Mais je sais, c’est choquant – il n’y a pas eu de mot de la Maison Blanche, et pas grand-chose des autres chefs d’État européens non plus. Et vous pouvez voir pourquoi : Laissons ces Polonais agaçants se chamailler avec la Russie au sujet de la guerre est une tentation difficile à refuser, surtout pendant les vacances, et surtout maintenant que l’attention s’est résolument tournée vers le Moyen-Orient.

Certains pensent que toutes ces discussions sur l’histoire peuvent avoir d’autres objectifs. Si la Russie n’était pas un auteur de la guerre, après tout, alors peut-être était-elle une victime. Et les victimes méritent une compensation, sûrement. Peut-être la Russie va-t-elle maintenant utiliser des arguments historiques restants pour prétendre qu’on lui doit davantage de terres en Ukraine. Peut-être la Russie, qui lorgne depuis longtemps sur le Belarus, utilisera-t-elle des arguments similaires pour faire enfin de ce pays, déjà un État dépendant, une province à part entière. Quelques heures seulement après l’assassinat du général Qassem Soleiman, la Russie a discrètement interrompu les livraisons de pétrole au Belarus en raison de l’échec des négociations économiques, un geste qui est passé presque inaperçu. Et, bien sûr, de nombreux habitants des États baltes sont aussi profondément troublés par le nouvel enthousiasme russe pour le pacte Molotov-Ribbentrop, dont le protocole secret les a privés de leur indépendance pendant près d’un demi-siècle. Serait-ce le prélude à une nouvelle attaque contre leur souveraineté ? Ou d’une autre atrocité ? Les mensonges sur les origines de la guerre ont une façon de conduire à des choses bien pires.

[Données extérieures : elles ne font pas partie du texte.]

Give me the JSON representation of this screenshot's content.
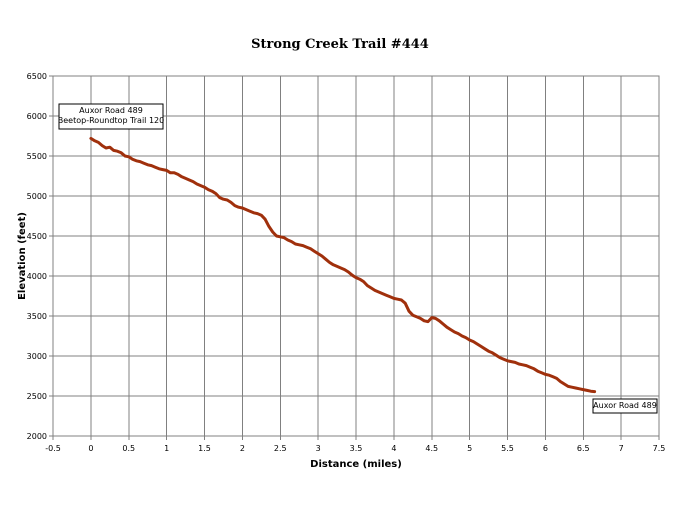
{
  "chart_data": {
    "type": "line",
    "title": "Strong Creek Trail #444",
    "xlabel": "Distance (miles)",
    "ylabel": "Elevation (feet)",
    "xlim": [
      -0.5,
      7.5
    ],
    "ylim": [
      2000,
      6500
    ],
    "xticks": [
      "-0.5",
      "0",
      "0.5",
      "1",
      "1.5",
      "2",
      "2.5",
      "3",
      "3.5",
      "4",
      "4.5",
      "5",
      "5.5",
      "6",
      "6.5",
      "7",
      "7.5"
    ],
    "yticks": [
      "2000",
      "2500",
      "3000",
      "3500",
      "4000",
      "4500",
      "5000",
      "5500",
      "6000",
      "6500"
    ],
    "grid": true,
    "series": [
      {
        "color": "#a0300c",
        "x": [
          0,
          0.05,
          0.1,
          0.15,
          0.2,
          0.25,
          0.3,
          0.35,
          0.4,
          0.45,
          0.5,
          0.55,
          0.6,
          0.65,
          0.7,
          0.75,
          0.8,
          0.85,
          0.9,
          0.95,
          1.0,
          1.05,
          1.1,
          1.15,
          1.2,
          1.25,
          1.3,
          1.35,
          1.4,
          1.45,
          1.5,
          1.55,
          1.6,
          1.65,
          1.7,
          1.75,
          1.8,
          1.85,
          1.9,
          1.95,
          2.0,
          2.05,
          2.1,
          2.15,
          2.2,
          2.25,
          2.3,
          2.35,
          2.4,
          2.45,
          2.5,
          2.55,
          2.6,
          2.65,
          2.7,
          2.75,
          2.8,
          2.85,
          2.9,
          2.95,
          3.0,
          3.05,
          3.1,
          3.15,
          3.2,
          3.25,
          3.3,
          3.35,
          3.4,
          3.45,
          3.5,
          3.55,
          3.6,
          3.65,
          3.7,
          3.75,
          3.8,
          3.85,
          3.9,
          3.95,
          4.0,
          4.05,
          4.1,
          4.15,
          4.2,
          4.25,
          4.3,
          4.35,
          4.4,
          4.45,
          4.5,
          4.55,
          4.6,
          4.65,
          4.7,
          4.75,
          4.8,
          4.85,
          4.9,
          4.95,
          5.0,
          5.05,
          5.1,
          5.15,
          5.2,
          5.25,
          5.3,
          5.35,
          5.4,
          5.45,
          5.5,
          5.55,
          5.6,
          5.65,
          5.7,
          5.75,
          5.8,
          5.85,
          5.9,
          5.95,
          6.0,
          6.05,
          6.1,
          6.15,
          6.2,
          6.25,
          6.3,
          6.35,
          6.4,
          6.45,
          6.5,
          6.55,
          6.6,
          6.65
        ],
        "y": [
          5720,
          5690,
          5670,
          5630,
          5600,
          5610,
          5570,
          5560,
          5540,
          5500,
          5490,
          5460,
          5440,
          5430,
          5410,
          5390,
          5380,
          5360,
          5340,
          5330,
          5320,
          5290,
          5290,
          5270,
          5240,
          5220,
          5200,
          5180,
          5150,
          5130,
          5110,
          5080,
          5060,
          5030,
          4980,
          4960,
          4950,
          4920,
          4880,
          4860,
          4850,
          4830,
          4810,
          4790,
          4780,
          4760,
          4710,
          4620,
          4550,
          4500,
          4490,
          4480,
          4450,
          4430,
          4400,
          4390,
          4380,
          4360,
          4340,
          4310,
          4280,
          4250,
          4210,
          4170,
          4140,
          4120,
          4100,
          4080,
          4050,
          4010,
          3980,
          3960,
          3930,
          3880,
          3850,
          3820,
          3800,
          3780,
          3760,
          3740,
          3720,
          3710,
          3700,
          3660,
          3560,
          3510,
          3490,
          3470,
          3440,
          3430,
          3480,
          3470,
          3440,
          3400,
          3360,
          3330,
          3300,
          3280,
          3250,
          3230,
          3200,
          3180,
          3150,
          3120,
          3090,
          3060,
          3040,
          3010,
          2980,
          2960,
          2940,
          2930,
          2920,
          2900,
          2890,
          2880,
          2860,
          2840,
          2810,
          2790,
          2770,
          2760,
          2740,
          2720,
          2680,
          2650,
          2620,
          2610,
          2600,
          2590,
          2580,
          2570,
          2560,
          2555
        ]
      }
    ],
    "annotations": [
      {
        "lines": [
          "Auxor Road 489",
          "Beetop-Roundtop Trail 120"
        ]
      },
      {
        "lines": [
          "Auxor Road 489"
        ]
      }
    ]
  }
}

Pour autant, il est tout aussi probable que l’objectif premier de Poutine soit vraiment ce qu’il semble être : l’ébranlement du statut et de la position de la Pologne elle-même. C’est le plus grand et le plus important des membres de l’OTAN d’Europe de l’Est, avec la plus grande armée et l’économie la plus sérieuse ; le pays qui a proposé à l’origine le traité commercial européen avec l’Ukraine – traité qui a conduit à des manifestations, et à l’abdication du président pro-russe, en Ukraine en 2014 ; le pays qui a plaidé pendant plus d’une décennie contre le gazoduc russo-allemand Nord Stream 2, aujourd’hui arrêté par les sanctions américaines. Pourquoi Poutine ne voudrait-il pas saper et déstabiliser la position de la Pologne ? En agissant ainsi, il mine et déstabilise l’ensemble du règlement de l’après-guerre froide. Et c’est, bien sûr, l’objectif central de sa politique étrangère depuis deux décennies.